SOC as a Service collapses that into a monthly subscription. The MSSP brings the team, the platform, and the playbooks. The customer brings the log sources and the operating-runbook context. Most engagements include SIEM tuning, threat hunting, monthly executive reporting, and 24×7 escalation. Higher tiers add proactive deception (honeypots), MITRE ATT&CK coverage scoring, and integration with your IR retainer for major-incident response.

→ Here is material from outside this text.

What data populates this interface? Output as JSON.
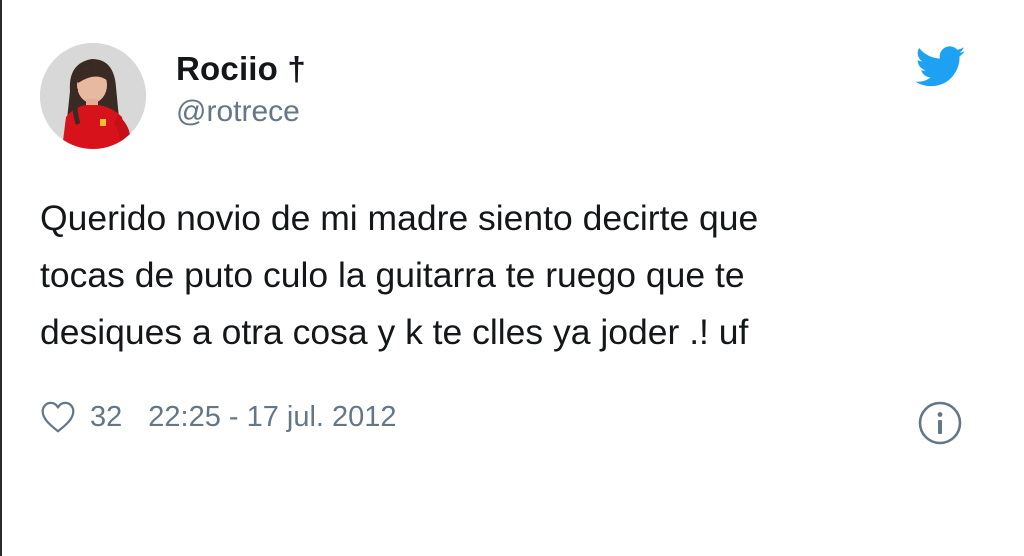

The key SLAs to negotiate: time-to-acknowledge for critical alerts (typically 5-15 minutes), mean-time-to-triage (under 30 minutes), and mean-time-to-containment for actionable incidents (under 4 hours). Watch for vendors that meter alerts rather than ingest volume — alert metering creates a perverse incentive to tune detections looser to avoid charges.

Key points

  • 24×7 monitoring, triage, escalation — no internal headcount required.
  • MSSP runs SIEM (Splunk / Sentinel / Chronicle / ELK) and tunes detection rules.
  • SLA structure: time-to-acknowledge, mean-time-to-triage, mean-time-to-contain.
  • Includes monthly executive reporting and MITRE ATT&CK coverage tracking.
  • Typical onboarding: 4–6 weeks to integrate log sources, baseline normal, and tune rules.

Frequently asked

What's the difference between SOC as a Service and MDR?+
Managed Detection and Response (MDR) typically operates on a vendor-provided EDR-centric platform (CrowdStrike, SentinelOne, Microsoft Defender), focuses on endpoint telemetry, and includes active response capability. SOC as a Service is broader — it ingests logs from anywhere (endpoints, network, cloud, SaaS, identity) and operates as your full security operations function. Many vendors blur the line.
How fast can SOCaaS be deployed?+
Initial detection coverage in 2–3 weeks for a small environment, 4–6 weeks for mid-market, 6–10 weeks for enterprises with complex multi-cloud topologies. The bottleneck is usually log-source onboarding (firewalls, DNS, identity, EDR, cloud audit logs) and rule-tuning to your environment's baseline.
Do we still need internal security staff?+
Yes, but in different roles. You still need an internal security owner who sets policy, manages the MSSP relationship, runs incident response when the MSSP escalates, owns the vulnerability management lifecycle, and represents security to the business. SOCaaS replaces the 24×7 monitoring team, not the security leadership function.